ひょっとして、彼女は、「私は神様に見捨てられているのか?」と考えてしまうかもしれません。神様と彼女の関係性というのは、あまり心理学的なこととはいえないのですが、そんな質問があったら、カウンセラーとしてはなんとか答えなければなりません。


そして、私も「だいぶ変わったカウンセラー」と言われているのですが、こうした領域は、カウンセラーそれぞれの個性が大きく関わってくるところでもあります。

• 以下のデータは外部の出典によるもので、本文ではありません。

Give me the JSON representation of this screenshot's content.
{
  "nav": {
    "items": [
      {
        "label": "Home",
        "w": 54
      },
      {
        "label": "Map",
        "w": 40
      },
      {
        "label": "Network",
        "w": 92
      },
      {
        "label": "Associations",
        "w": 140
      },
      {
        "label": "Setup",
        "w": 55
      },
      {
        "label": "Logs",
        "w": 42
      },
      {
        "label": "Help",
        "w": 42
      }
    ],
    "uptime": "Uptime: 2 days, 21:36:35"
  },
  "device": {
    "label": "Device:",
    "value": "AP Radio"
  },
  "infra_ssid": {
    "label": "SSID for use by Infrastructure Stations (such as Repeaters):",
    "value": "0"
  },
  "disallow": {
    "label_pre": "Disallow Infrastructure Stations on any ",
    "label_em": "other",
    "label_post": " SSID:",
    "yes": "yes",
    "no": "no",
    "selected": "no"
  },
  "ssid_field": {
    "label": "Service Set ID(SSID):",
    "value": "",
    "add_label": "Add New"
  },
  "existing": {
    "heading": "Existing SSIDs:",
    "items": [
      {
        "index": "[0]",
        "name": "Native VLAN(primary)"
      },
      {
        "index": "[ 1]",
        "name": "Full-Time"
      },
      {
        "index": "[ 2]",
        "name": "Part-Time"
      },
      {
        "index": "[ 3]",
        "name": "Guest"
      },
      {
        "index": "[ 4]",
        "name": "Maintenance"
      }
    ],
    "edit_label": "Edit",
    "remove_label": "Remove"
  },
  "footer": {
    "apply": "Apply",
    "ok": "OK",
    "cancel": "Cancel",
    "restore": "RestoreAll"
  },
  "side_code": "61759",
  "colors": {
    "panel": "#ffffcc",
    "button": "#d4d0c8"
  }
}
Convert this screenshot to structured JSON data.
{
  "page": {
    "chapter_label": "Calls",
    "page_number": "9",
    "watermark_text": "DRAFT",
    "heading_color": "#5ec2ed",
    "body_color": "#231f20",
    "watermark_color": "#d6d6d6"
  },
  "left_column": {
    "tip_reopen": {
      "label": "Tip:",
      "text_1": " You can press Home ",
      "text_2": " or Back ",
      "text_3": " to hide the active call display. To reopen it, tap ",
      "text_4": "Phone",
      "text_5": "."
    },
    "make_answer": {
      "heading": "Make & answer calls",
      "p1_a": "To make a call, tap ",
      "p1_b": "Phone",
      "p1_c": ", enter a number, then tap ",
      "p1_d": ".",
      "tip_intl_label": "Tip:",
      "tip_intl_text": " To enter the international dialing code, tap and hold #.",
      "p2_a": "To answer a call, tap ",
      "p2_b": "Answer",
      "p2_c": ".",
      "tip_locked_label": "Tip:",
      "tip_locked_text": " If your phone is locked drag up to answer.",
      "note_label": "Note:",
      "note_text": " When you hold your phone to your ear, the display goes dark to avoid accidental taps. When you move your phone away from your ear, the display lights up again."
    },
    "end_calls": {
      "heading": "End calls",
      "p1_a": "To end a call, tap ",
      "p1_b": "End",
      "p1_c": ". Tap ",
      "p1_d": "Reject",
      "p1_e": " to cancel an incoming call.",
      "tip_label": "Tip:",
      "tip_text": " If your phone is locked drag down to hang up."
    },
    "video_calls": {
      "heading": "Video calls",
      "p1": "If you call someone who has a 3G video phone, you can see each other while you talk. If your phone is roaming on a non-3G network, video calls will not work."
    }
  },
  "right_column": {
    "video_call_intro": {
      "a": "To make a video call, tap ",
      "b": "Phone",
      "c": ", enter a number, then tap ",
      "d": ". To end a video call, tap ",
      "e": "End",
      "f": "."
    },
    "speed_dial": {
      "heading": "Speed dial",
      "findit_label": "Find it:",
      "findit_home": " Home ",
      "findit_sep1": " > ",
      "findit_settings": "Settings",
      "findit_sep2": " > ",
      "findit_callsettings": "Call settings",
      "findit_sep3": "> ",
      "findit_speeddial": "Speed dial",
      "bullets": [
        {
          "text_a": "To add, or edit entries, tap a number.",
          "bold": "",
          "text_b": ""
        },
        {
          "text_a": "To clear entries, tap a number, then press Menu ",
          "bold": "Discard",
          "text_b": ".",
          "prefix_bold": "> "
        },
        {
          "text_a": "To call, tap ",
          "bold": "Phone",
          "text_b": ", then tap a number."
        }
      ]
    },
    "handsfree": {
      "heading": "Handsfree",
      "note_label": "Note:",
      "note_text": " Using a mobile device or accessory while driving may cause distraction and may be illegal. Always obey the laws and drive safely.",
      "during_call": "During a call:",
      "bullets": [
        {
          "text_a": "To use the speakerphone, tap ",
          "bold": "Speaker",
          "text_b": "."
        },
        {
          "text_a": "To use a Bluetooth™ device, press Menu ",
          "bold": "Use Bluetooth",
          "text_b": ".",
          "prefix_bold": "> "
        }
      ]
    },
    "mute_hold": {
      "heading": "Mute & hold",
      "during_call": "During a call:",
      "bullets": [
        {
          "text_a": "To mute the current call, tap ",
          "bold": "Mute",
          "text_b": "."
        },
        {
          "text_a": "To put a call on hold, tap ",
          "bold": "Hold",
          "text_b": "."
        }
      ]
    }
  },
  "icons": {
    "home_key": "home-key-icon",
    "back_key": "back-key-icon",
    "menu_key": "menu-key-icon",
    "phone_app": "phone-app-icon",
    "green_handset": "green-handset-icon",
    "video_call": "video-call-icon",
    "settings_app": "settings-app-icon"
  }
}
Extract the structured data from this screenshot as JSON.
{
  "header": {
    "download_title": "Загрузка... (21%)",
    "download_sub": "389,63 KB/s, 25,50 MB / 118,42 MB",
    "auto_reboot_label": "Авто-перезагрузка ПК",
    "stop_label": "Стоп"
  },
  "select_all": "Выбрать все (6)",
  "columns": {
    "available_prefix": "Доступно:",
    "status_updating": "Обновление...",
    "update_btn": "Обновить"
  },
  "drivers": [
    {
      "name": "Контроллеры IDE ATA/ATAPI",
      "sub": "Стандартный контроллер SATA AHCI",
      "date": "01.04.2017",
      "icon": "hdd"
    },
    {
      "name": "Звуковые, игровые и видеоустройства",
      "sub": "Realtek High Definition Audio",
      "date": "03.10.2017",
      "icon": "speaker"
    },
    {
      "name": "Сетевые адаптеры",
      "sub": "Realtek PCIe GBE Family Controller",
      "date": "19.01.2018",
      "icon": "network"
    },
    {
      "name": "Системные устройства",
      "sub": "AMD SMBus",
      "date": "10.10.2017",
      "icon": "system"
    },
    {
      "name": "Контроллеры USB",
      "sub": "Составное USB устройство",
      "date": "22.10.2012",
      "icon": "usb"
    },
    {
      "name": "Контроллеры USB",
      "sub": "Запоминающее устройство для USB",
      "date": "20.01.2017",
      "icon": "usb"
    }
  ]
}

今回の東北地方太平洋沖地震から3日後、東北地方に住む、私の10年ほど前のクライアントさんから、泣きながら電話がかかってきました。
なにぶん、私は20数年、携帯電話の番号を変えていないので、思い出してかけてくれたら、つながったのです。


彼女は言いました。
「みんな、流されちゃった。なにもなくなった。どうしよう、どうしよう‥‥!」

とっさに、私の口からは、こんな言葉が出ていました。
「きみの心の奥に、しゃべりかけるから、よく聞いといてね。


 きみの魂は、この時期に東北に生まれることを決めました。
 なぜならば、こうなることを、知っていたからです。


 そして、きみは、みんなの光、みんなの笑顔になるために、
 ここにやってきたので、きみには命が与えられた。
 いまからが、きみの本番で、ここでやりにきたことをするときなんだよ」


‥‥と、まったくなんの根拠もないお話を、彼女にしたのです。
電話口で、彼女はわんわん泣きながら、言いました。


「みんなを笑顔にしてあげたい。
 きょうから私は、みんなの太陽になりたい」


そして、また、わんわん泣きました。
まったく根拠のない私の発言に、彼女は反応してくれたわけですが、私がしたのはただ一つ、彼女のことを、小さくて、弱いもののように扱わなかったことだけなのです。


これが、正しいのか、悪いのかはわかりません。でも、経験上、人はこのように扱われたときに、ものすごく強い力を発揮すると私は知っているのです。